4 Scramble the range of muscle cars

The rule of thumb states that when the displacement exceeds 5.0 liters, you go from pony to muscle car. This is not always the case and it can get very confusing with Mustangs. Fittingly, all Mustangs are pony cars.

They proudly wear the stud badge, and the genus gets its name from the reference to the logo. However, faced with a Shelby GT500 and its 7.0-liter 350 hp engine, the boundaries between pony and muscle are blurred. He seems to have a foot in both camps, and rightly so.

Related: 8 Sporty Sedans We’d Rather Be Driving Than The New Audi RS3

3 The muscle alternative at a reduced price

For many who got into the pony car phase, they were looking for the look of more powerful cars at a much more reasonable price. Not everyone wanted more than 300 horsepower at their disposal, but they wanted people to think it was.

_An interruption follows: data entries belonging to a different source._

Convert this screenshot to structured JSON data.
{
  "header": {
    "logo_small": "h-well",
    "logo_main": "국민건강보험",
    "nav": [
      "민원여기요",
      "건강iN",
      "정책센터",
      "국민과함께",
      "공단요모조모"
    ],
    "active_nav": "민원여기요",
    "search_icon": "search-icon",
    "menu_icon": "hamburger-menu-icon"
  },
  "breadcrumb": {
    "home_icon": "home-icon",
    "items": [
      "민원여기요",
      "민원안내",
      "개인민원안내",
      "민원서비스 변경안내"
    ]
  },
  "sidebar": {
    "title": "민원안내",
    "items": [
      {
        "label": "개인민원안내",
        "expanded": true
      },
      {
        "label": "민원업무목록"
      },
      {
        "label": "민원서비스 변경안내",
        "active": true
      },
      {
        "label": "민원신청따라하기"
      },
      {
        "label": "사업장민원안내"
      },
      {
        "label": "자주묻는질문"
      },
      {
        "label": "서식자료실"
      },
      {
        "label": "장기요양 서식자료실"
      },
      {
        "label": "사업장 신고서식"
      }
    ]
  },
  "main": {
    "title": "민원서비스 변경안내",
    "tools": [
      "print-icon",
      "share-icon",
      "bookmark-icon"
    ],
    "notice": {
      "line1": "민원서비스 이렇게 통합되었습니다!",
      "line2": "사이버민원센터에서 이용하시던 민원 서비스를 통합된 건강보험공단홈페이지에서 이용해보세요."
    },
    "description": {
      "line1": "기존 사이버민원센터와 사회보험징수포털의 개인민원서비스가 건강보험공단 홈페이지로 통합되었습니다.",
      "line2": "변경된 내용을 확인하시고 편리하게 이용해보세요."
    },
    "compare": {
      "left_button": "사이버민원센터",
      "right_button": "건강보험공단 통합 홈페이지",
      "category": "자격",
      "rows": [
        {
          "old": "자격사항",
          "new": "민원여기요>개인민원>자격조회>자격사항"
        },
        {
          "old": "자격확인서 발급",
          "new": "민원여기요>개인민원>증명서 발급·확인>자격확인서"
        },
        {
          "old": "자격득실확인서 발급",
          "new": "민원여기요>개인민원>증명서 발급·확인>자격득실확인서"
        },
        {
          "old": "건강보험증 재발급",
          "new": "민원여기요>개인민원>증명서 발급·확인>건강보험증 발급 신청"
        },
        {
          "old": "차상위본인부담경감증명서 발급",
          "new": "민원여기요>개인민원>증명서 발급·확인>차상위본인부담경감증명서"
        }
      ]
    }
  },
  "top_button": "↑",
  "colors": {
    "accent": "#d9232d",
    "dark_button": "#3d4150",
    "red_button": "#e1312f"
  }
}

Being able to spec a less powerful car to look like its more powerful sibling was a huge draw for buyers. What they then got was all the show, but less to go. That meant lower running costs, higher insurance, but full attention…until they dropped the hammer, that is.

2 They spawned an automotive phenomenon

These gear buffs who had their first taste of the hotrod scene in the 1950s saw pony cars as a very unique opportunity. For much less than a high-end big-bore model, they could tune one of the many small-block V8s. A whole new tuning culture has erupted.

What followed were dedicated car clubs and magazines, and the scene went wild for aftermarket bolt-on parts. It soon became the norm to buy low and tune high. The pony car had transformed into a street racing car of choice.

Related: 10 Things Everyone Forgot About The AMG-Tuned Mitsubishi Galant

1 At pasture

At one point, it appeared to be wall-to-wall pony cars. They were everywhere. Then, as tastes changed, wallets tightened and imported cars became more common, the pony car took a back seat. At the turn of the millennium, only Ford could truly claim to still be making a pony car in the form of the Mustang.

Other manufacturers had long since abandoned the concept as buyers sought out more contemporary rides. That would change though. Thanks to a recent styling revival, the retro-looking pony car is king again.